1. Constellation D’Adrien Bosc chez Stock : Le 27 octobre 1949, le nouvel avion d’Air France, le Constellation, lancé par l’extravagant M. Howard Hughes, accueille trente-sept passagers. Le 28 octobre, l’avion ne répond plus à la tour de contrôle. Il a disparu en descendant sur l’île Santa Maria, dans l’archipel des Açores. Aucun survivant. La question que pose Adrien Bosc dans cet ambitieux premier roman n’est pas tant comment, mais pourquoi ? Quel est l’enchaînement d’infimes causalités qui, mises bout à bout, ont précipité l’avion vers le mont Redondo ? Quel est le hasard objectif, notion chère aux surréalistes, qui rend « nécessaire » ce tombeau d’acier ? Et qui sont les passagers ? Si l’on connaît Marcel Cerdan, l’amant boxeur d’Édith Piaf, si l’on se souvient de cette musicienne prodige que fut Ginette Neveu, dont une partie du violon sera retrouvée des années après, l’auteur lie les destins entre eux. « Entendre les morts, écrire leur légende minuscule et offrir à quarantehuit hommes et femmes, comme autant de constellations, vie et récit. »

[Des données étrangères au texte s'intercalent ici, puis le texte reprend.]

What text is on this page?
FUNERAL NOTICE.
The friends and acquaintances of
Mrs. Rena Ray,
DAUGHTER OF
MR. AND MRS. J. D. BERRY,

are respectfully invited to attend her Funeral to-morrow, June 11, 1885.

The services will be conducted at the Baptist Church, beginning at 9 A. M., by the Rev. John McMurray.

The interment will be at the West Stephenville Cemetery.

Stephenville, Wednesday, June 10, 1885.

2. Les mots qu’on ne me dit pas de Véronique Poulain chez Stock : « “ Salut, bande d’enculés ! ” C’est comme ça que je salue mes parents quand je rentre à la maison. Mes copains me croient jamais quand je leur dis qu’ils sont sourds. Je vais leur prouver que je dis vrai. “ Salut, bande d’enculés ! ” Et ma mère vient m’embrasser tendrement. » Sans tabou, avec un humour corrosif, elle raconte. Son père, sourd-muet. Sa mère, sourde-muette. L’oncle Guy, sourd lui aussi, comme un pot. Le quotidien. Les sorties. Les vacances. Le sexe. D’un écartèlement entre deux mondes, elle fait une richesse. De ce qui aurait pu être un drame, une comédie. D’une famille différente, un livre pas comme les autres.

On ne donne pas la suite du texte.